The finding by the court a quo that the two reconciliations were never agreed between the
appellant and the respondent cannot be said to be irrational, given the
evidence availed during the trial proceedings.
It is clear that the reconciliations were subject to
approval by the Chairman.
According to Mr Nhemachena, such approval was never given.
Further, even the reconciliations, and, in particular, the one claimed in
respect of Mozambique, show that the figures were not agreed at the time Mr
Nhemachena signed them. The reconciliation makes it clear that there were
claims thereon that required verification with Jordan and R Mandiwanzira in
Mozambique. As it turned out, some of the claims were paid whilst others were
not. The figures in the reconciliation could not therefore have been agreed
upon as at the date the parties signed the document on 7 November 2008.
It was argued that the fact that payments were made to the
appellant after the two parties had signed the reconciliations is indicative of
an agreement having been reached on all the figures.
That cannot possibly be correct.
The amounts paid appear to have related to specific items
claimed by the appellant and not the specific instalments to be paid in terms
of what the documents refer to as the payment plan.

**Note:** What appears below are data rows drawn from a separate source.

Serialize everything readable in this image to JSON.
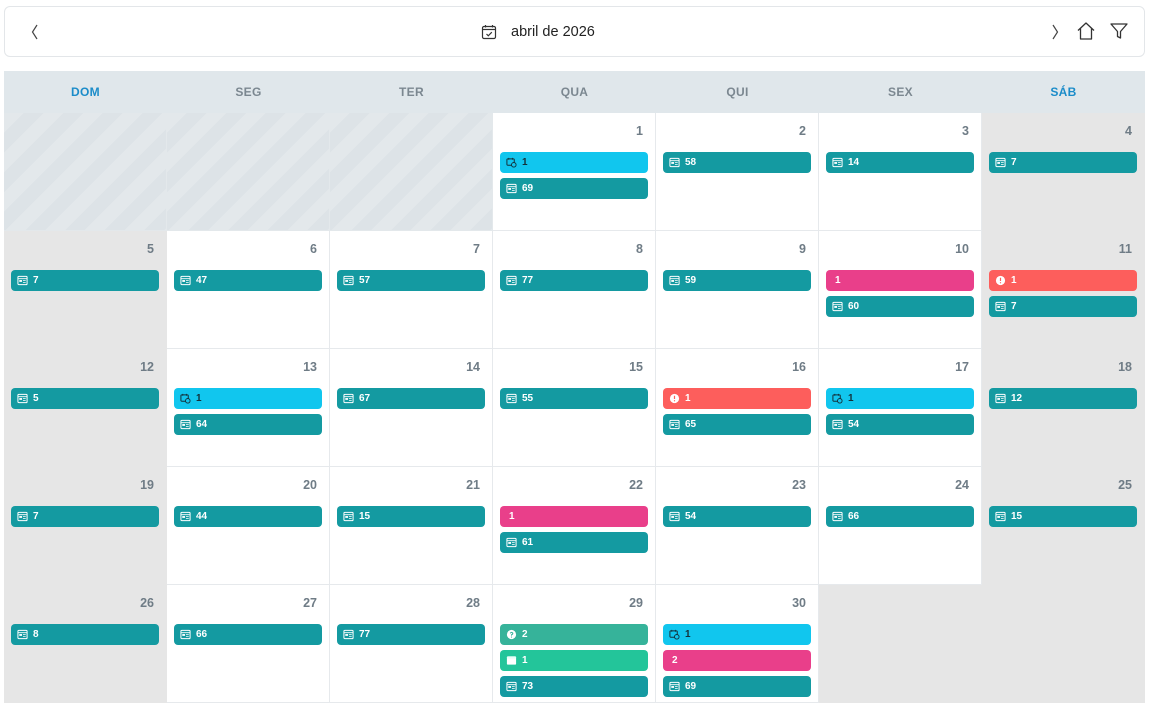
{
  "header": {
    "title": "abril de 2026"
  },
  "weekdays": [
    "DOM",
    "SEG",
    "TER",
    "QUA",
    "QUI",
    "SEX",
    "SÁB"
  ],
  "colors": {
    "teal": "#149aa1",
    "cyan": "#11c6ee",
    "pink": "#e93f8a",
    "coral": "#fd5e5c",
    "green": "#36b39a",
    "mint": "#23c59a",
    "weekend_header": "#1b8cc9"
  },
  "weeks": [
    [
      {
        "pad": true
      },
      {
        "pad": true
      },
      {
        "pad": true
      },
      {
        "day": "1",
        "events": [
          {
            "kind": "cyan",
            "icon": "calendar-check-icon",
            "label": "1"
          },
          {
            "kind": "teal",
            "icon": "document-icon",
            "label": "69"
          }
        ]
      },
      {
        "day": "2",
        "events": [
          {
            "kind": "teal",
            "icon": "document-icon",
            "label": "58"
          }
        ]
      },
      {
        "day": "3",
        "events": [
          {
            "kind": "teal",
            "icon": "document-icon",
            "label": "14"
          }
        ]
      },
      {
        "day": "4",
        "weekend": true,
        "events": [
          {
            "kind": "teal",
            "icon": "document-icon",
            "label": "7"
          }
        ]
      }
    ],
    [
      {
        "day": "5",
        "weekend": true,
        "events": [
          {
            "kind": "teal",
            "icon": "document-icon",
            "label": "7"
          }
        ]
      },
      {
        "day": "6",
        "events": [
          {
            "kind": "teal",
            "icon": "document-icon",
            "label": "47"
          }
        ]
      },
      {
        "day": "7",
        "events": [
          {
            "kind": "teal",
            "icon": "document-icon",
            "label": "57"
          }
        ]
      },
      {
        "day": "8",
        "events": [
          {
            "kind": "teal",
            "icon": "document-icon",
            "label": "77"
          }
        ]
      },
      {
        "day": "9",
        "events": [
          {
            "kind": "teal",
            "icon": "document-icon",
            "label": "59"
          }
        ]
      },
      {
        "day": "10",
        "events": [
          {
            "kind": "pink",
            "icon": "",
            "label": "1"
          },
          {
            "kind": "teal",
            "icon": "document-icon",
            "label": "60"
          }
        ]
      },
      {
        "day": "11",
        "weekend": true,
        "events": [
          {
            "kind": "coral",
            "icon": "alert-circle-icon",
            "label": "1"
          },
          {
            "kind": "teal",
            "icon": "document-icon",
            "label": "7"
          }
        ]
      }
    ],
    [
      {
        "day": "12",
        "weekend": true,
        "events": [
          {
            "kind": "teal",
            "icon": "document-icon",
            "label": "5"
          }
        ]
      },
      {
        "day": "13",
        "events": [
          {
            "kind": "cyan",
            "icon": "calendar-check-icon",
            "label": "1"
          },
          {
            "kind": "teal",
            "icon": "document-icon",
            "label": "64"
          }
        ]
      },
      {
        "day": "14",
        "events": [
          {
            "kind": "teal",
            "icon": "document-icon",
            "label": "67"
          }
        ]
      },
      {
        "day": "15",
        "events": [
          {
            "kind": "teal",
            "icon": "document-icon",
            "label": "55"
          }
        ]
      },
      {
        "day": "16",
        "events": [
          {
            "kind": "coral",
            "icon": "alert-circle-icon",
            "label": "1"
          },
          {
            "kind": "teal",
            "icon": "document-icon",
            "label": "65"
          }
        ]
      },
      {
        "day": "17",
        "events": [
          {
            "kind": "cyan",
            "icon": "calendar-check-icon",
            "label": "1"
          },
          {
            "kind": "teal",
            "icon": "document-icon",
            "label": "54"
          }
        ]
      },
      {
        "day": "18",
        "weekend": true,
        "events": [
          {
            "kind": "teal",
            "icon": "document-icon",
            "label": "12"
          }
        ]
      }
    ],
    [
      {
        "day": "19",
        "weekend": true,
        "events": [
          {
            "kind": "teal",
            "icon": "document-icon",
            "label": "7"
          }
        ]
      },
      {
        "day": "20",
        "events": [
          {
            "kind": "teal",
            "icon": "document-icon",
            "label": "44"
          }
        ]
      },
      {
        "day": "21",
        "events": [
          {
            "kind": "teal",
            "icon": "document-icon",
            "label": "15"
          }
        ]
      },
      {
        "day": "22",
        "events": [
          {
            "kind": "pink",
            "icon": "",
            "label": "1"
          },
          {
            "kind": "teal",
            "icon": "document-icon",
            "label": "61"
          }
        ]
      },
      {
        "day": "23",
        "events": [
          {
            "kind": "teal",
            "icon": "document-icon",
            "label": "54"
          }
        ]
      },
      {
        "day": "24",
        "events": [
          {
            "kind": "teal",
            "icon": "document-icon",
            "label": "66"
          }
        ]
      },
      {
        "day": "25",
        "weekend": true,
        "events": [
          {
            "kind": "teal",
            "icon": "document-icon",
            "label": "15"
          }
        ]
      }
    ],
    [
      {
        "day": "26",
        "weekend": true,
        "events": [
          {
            "kind": "teal",
            "icon": "document-icon",
            "label": "8"
          }
        ]
      },
      {
        "day": "27",
        "events": [
          {
            "kind": "teal",
            "icon": "document-icon",
            "label": "66"
          }
        ]
      },
      {
        "day": "28",
        "events": [
          {
            "kind": "teal",
            "icon": "document-icon",
            "label": "77"
          }
        ]
      },
      {
        "day": "29",
        "events": [
          {
            "kind": "green",
            "icon": "help-circle-icon",
            "label": "2"
          },
          {
            "kind": "mint",
            "icon": "calendar-icon",
            "label": "1"
          },
          {
            "kind": "teal",
            "icon": "document-icon",
            "label": "73"
          }
        ]
      },
      {
        "day": "30",
        "events": [
          {
            "kind": "cyan",
            "icon": "calendar-check-icon",
            "label": "1"
          },
          {
            "kind": "pink",
            "icon": "",
            "label": "2"
          },
          {
            "kind": "teal",
            "icon": "document-icon",
            "label": "69"
          }
        ]
      },
      {
        "empty": true
      },
      {
        "empty": true,
        "weekend": true
      }
    ]
  ]
}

In all the circumstances therefore, I find that there is no
basis upon which this court can interfere with the findings made by the court a
quo.
It becomes unnecessary to determine the issues raised on
the hire of equipment and the charges raised consequent thereto….,.
DISPOSITION
For the above reasons, the appeal lacks merit
and therefore cannot succeed. It is accordingly dismissed with costs.